À l'aveugle

Alla cieca
Première parution en 2006
Trad. de l'italien par Jean et Marie-Noëlle Pastureau
Collection Folio (no4813)
Gallimard
Parution
Dans un hôpital de Trieste, jour après jour, un vieil homme se confie à son psychiatre, et tente de recoudre les morceaux de sa vie. Ou plutôt de ses vies. Officiellement, il est Salvatore Cippico, né en 1910, ancien militant communiste, qui, avec deux mille camarades de Monfalcone, est parti bâtir le socialisme en Yougoslavie et a été jeté par Tito dans le bagne de Goli Otok, puis a émigré en Australie. Intimement, il se prend pour le clone de Jorgen Jorgensen, aventurier danois du XIXᵉ siècle, corsaire-écrivain, éphémère roi d'Islande, enfermé par les Anglais dans la Tour de Londres puis déporté en Tasmanie. Mythiquement, il réincarne Jason lancé dans une conquête ambiguë, dans une errance inquiète. Il a – ils ont – vécu les grands événements et bouleversements de deux siècles ; et aimé et abandonné toutes ces femmes qui sont toujours la même, impuissante salvatrice sacrifiée au cynisme des chefs, à l'implacable logique des faits.

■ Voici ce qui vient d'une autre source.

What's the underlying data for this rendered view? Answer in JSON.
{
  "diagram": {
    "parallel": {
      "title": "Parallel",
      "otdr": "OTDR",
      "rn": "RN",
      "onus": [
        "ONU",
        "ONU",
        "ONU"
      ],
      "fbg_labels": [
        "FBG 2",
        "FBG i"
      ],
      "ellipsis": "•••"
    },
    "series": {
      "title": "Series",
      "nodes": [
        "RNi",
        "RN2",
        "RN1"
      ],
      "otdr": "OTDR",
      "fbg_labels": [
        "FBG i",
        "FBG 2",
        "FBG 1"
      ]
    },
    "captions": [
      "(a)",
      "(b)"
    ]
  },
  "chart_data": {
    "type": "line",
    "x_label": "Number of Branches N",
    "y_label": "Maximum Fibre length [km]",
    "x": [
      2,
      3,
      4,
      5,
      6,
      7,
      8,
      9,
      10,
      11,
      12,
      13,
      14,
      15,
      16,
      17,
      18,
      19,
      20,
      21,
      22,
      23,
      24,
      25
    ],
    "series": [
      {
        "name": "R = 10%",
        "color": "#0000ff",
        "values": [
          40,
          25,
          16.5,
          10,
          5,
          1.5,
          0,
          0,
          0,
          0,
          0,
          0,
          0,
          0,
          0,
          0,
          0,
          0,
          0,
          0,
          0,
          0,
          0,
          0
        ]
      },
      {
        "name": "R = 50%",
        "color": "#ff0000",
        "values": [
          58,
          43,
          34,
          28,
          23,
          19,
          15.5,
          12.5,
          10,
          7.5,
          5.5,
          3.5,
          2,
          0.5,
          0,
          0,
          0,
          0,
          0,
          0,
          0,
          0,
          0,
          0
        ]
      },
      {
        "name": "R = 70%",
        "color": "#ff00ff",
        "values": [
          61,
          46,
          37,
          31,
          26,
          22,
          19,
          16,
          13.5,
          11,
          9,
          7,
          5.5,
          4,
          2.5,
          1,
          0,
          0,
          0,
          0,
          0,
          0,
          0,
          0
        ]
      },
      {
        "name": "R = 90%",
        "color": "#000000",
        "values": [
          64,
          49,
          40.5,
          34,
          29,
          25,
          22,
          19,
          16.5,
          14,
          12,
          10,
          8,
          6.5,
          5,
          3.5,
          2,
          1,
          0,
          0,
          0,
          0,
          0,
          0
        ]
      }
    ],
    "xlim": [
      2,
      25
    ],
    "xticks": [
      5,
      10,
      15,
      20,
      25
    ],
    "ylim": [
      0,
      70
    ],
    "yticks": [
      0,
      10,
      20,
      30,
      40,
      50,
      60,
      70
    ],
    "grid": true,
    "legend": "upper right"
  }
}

Dans ce mémorial picaresque, la voix qui parle est celle de l'éternel rebelle, du mutin, de l'hérétique. Il n'y a pas pour eux de terre promise. L'Histoire – la mort – tire à l'aveugle sur ceux que les dieux dédaignent ; les puissants imposent le silence sur les mensonges, les injustices, les massacres ; et la mer oublieuse ensevelit les témoins, ne rejetant sur le rivage que quelques figures de proue rongées, au regard encore tourné vers d'indicibles catastrophes.
À travers un kaléidoscope effréné de lieux, de situations, de symboles, de coïncidences et de reflets – de Waterloo à Dachau, de la guerre d'Espagne au génocide des Tasmaniens, de Trieste à Reykjavik, d'îles en îles, d'un bagne à l'autre, de toison d'or en drapeau rouge, de faillite des idéologies en dérive des individus –, Claudio Magris nous plonge dans un fascinant roman total, dans une réflexion lyrique et généreuse sur notre temps.